Outro ponto levantado foi o fato de a Tencent não ter sede nos Estados Unidos, o que, na visão da empresa, tornaria ainda mais frágil a legitimidade da ação movida pela Sony.
Crítica direta à postura da Sony
Em sua resposta oficial, a Tencent foi além da defesa e acusou a concorrente de tentar monopolizar um gênero inteiro.
"No fundo, os esforços da Sony não têm o objetivo de lutar contra a pirataria, plágio ou qualquer ameaça genuína a propriedades intelectuais. É uma tentativa imprópria de isolar um canto bem conhecido da cultura popular e declará-lo domínio exclusivo da Sony."
A empresa chinesa também destacou que a própria Guerrilla Games já reconheceu inspirações externas para a série Horizon. Como exemplo, citou uma entrevista ao Washington Post na qual o diretor de arte Jan-Bart Van Beek afirmou que o conceito central da franquia tem semelhanças com Enslaved: Odyssey to the West, título da Ninja Theory lançado em 2010.
Tentativa de monopolizar convenções
De acordo com a Tencent, o que está em jogo não é a proteção de uma propriedade intelectual, mas sim uma estratégia para “monopolizar convenções de um gênero” e intimidar novos concorrentes que desejam explorar temas semelhantes no mercado de games.

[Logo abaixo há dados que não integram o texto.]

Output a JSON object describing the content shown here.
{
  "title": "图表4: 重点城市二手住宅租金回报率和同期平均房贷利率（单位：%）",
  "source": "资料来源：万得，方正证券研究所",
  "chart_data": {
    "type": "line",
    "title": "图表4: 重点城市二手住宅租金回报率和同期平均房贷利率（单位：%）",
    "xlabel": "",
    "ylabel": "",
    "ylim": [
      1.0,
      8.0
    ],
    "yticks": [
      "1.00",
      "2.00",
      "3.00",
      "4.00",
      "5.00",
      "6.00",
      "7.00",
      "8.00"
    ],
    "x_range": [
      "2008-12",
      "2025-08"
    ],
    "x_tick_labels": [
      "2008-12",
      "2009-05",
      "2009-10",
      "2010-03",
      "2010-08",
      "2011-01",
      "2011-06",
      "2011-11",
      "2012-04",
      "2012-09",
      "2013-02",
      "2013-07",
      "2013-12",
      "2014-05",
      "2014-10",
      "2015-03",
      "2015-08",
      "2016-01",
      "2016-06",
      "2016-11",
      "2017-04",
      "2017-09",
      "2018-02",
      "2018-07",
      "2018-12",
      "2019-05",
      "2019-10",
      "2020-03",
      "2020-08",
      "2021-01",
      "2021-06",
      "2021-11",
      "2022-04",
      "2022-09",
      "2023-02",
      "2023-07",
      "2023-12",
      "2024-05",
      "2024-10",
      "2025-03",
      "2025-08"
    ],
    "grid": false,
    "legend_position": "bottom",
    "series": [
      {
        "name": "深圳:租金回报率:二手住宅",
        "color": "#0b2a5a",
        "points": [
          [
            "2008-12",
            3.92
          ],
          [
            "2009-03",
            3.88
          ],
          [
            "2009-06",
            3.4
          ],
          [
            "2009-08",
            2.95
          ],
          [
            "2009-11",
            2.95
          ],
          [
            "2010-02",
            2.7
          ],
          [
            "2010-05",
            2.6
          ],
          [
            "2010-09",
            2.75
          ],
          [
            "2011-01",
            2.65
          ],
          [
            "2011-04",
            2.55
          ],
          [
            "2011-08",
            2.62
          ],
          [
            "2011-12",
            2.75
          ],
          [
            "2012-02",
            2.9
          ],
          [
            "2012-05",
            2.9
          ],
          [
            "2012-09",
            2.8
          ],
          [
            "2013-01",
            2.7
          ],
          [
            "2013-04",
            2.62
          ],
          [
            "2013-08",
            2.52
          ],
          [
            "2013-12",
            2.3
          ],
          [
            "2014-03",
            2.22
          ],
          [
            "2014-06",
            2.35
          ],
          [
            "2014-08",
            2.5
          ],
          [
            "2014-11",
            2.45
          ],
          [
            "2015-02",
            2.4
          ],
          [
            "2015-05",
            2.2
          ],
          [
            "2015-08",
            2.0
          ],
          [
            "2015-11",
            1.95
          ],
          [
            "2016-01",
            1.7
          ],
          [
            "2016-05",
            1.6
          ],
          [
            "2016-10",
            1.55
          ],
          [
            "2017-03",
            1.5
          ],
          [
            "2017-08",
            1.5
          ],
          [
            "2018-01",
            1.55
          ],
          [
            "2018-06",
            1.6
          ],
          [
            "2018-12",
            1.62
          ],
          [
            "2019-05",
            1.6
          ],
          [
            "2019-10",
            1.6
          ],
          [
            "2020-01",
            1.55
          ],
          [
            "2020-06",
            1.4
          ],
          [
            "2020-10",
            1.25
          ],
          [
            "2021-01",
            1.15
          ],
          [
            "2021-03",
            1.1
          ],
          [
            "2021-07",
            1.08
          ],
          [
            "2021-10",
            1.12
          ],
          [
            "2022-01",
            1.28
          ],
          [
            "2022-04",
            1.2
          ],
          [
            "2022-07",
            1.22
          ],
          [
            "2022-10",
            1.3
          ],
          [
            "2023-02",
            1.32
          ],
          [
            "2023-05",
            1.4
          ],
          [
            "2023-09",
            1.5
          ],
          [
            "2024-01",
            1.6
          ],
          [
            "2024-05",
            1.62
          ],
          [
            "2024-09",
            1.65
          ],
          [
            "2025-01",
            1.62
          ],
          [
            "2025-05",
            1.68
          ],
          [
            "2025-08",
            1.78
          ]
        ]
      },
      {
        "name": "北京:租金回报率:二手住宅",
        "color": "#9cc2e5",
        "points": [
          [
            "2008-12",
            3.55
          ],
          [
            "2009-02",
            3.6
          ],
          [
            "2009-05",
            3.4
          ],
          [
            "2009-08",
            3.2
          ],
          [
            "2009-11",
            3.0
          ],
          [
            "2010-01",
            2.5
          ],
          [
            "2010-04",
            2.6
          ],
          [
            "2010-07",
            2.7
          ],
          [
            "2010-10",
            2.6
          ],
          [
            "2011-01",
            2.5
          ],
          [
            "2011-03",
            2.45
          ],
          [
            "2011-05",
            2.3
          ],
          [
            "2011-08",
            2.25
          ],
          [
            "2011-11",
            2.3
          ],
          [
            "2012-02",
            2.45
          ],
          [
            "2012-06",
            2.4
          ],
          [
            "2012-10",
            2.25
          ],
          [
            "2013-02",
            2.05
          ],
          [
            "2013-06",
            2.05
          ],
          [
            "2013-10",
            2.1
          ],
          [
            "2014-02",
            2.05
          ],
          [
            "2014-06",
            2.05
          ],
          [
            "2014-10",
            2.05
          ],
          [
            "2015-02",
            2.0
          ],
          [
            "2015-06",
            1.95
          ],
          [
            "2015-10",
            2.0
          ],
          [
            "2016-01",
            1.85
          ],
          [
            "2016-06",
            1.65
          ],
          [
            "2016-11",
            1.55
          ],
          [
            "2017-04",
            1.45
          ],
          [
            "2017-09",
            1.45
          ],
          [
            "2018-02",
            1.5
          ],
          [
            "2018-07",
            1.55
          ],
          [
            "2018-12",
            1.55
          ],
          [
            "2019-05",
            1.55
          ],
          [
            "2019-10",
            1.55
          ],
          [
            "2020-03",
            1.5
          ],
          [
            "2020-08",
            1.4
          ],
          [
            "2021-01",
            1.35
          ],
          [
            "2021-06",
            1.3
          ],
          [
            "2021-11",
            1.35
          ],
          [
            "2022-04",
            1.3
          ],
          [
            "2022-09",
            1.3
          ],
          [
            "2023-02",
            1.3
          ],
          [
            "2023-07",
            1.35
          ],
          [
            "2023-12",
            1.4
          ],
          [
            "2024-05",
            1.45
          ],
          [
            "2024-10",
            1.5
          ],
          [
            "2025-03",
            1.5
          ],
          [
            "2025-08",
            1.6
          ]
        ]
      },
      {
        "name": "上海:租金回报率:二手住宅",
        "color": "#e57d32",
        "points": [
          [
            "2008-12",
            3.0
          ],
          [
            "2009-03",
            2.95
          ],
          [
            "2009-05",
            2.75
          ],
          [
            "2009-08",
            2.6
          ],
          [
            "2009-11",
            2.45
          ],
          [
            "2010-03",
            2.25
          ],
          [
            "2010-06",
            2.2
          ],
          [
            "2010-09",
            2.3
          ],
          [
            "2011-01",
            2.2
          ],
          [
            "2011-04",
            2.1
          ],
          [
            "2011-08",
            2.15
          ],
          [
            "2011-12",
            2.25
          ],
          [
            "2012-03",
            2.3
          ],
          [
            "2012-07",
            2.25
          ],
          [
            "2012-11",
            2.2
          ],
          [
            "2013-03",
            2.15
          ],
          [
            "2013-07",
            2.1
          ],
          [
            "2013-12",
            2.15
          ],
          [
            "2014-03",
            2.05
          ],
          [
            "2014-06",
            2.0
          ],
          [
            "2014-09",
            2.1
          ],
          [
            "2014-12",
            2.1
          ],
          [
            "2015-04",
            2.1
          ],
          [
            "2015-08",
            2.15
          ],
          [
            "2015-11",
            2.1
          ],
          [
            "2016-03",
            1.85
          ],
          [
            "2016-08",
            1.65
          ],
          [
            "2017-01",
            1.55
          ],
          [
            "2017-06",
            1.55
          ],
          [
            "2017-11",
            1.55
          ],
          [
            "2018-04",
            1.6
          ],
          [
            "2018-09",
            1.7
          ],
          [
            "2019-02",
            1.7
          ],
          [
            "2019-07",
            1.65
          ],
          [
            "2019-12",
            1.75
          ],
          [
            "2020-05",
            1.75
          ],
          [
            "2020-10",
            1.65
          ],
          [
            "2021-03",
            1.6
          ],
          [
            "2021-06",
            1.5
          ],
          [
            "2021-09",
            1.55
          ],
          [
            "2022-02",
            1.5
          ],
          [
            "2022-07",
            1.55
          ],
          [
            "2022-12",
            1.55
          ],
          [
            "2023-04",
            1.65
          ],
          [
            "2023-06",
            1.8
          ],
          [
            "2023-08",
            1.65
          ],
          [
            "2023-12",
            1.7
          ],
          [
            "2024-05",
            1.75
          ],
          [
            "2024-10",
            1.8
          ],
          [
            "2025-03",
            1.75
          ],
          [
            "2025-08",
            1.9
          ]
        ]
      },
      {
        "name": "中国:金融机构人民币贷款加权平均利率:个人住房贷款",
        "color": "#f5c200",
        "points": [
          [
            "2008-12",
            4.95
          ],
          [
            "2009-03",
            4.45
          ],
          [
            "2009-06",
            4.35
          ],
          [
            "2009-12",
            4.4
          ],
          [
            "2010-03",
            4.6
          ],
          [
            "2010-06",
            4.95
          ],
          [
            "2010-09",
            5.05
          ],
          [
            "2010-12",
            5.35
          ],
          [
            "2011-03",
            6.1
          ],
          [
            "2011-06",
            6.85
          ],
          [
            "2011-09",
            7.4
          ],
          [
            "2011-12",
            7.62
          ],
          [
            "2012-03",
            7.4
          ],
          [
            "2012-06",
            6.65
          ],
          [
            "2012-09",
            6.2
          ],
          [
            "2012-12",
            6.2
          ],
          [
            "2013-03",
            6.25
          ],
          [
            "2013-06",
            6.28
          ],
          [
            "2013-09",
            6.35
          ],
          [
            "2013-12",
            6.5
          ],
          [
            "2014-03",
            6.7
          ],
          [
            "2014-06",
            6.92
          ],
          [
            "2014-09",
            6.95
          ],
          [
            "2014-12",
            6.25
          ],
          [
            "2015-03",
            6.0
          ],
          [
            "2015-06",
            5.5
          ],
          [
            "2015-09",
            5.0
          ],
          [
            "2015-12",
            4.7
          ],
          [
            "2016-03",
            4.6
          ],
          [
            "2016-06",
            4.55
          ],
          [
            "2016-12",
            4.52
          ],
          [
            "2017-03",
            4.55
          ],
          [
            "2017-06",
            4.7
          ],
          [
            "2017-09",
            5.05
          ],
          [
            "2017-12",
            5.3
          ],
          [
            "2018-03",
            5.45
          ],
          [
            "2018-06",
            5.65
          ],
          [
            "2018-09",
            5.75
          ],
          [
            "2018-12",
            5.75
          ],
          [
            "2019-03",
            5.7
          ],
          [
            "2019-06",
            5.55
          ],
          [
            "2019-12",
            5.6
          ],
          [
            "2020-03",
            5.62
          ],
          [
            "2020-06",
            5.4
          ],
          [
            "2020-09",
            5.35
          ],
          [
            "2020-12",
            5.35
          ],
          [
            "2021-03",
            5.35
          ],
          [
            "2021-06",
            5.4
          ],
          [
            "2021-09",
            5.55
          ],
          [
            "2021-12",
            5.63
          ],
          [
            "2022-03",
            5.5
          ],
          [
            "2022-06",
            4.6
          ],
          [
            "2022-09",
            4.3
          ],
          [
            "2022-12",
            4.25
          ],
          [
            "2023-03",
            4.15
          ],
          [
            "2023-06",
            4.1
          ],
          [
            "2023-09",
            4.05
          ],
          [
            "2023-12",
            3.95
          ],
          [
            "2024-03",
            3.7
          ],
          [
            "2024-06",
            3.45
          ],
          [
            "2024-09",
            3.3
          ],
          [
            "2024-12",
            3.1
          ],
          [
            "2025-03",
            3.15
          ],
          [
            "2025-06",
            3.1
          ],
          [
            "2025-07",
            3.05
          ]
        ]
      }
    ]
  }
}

A empresa argumenta que elementos como ambientação pós-apocalíptica, máquinas colossais e exploração em mundo aberto não são exclusivos da Sony e fazem parte de convenções estabelecidas há anos na indústria.
Próximos passos
O caso agora depende da avaliação das cortes norte-americanas, que deverão decidir se a ação segue adiante ou será descartada na fase inicial, como deseja a Tencent. Independentemente da decisão, o processo promete trazer novos debates sobre os limites entre inspiração criativa e plágio na indústria de jogos.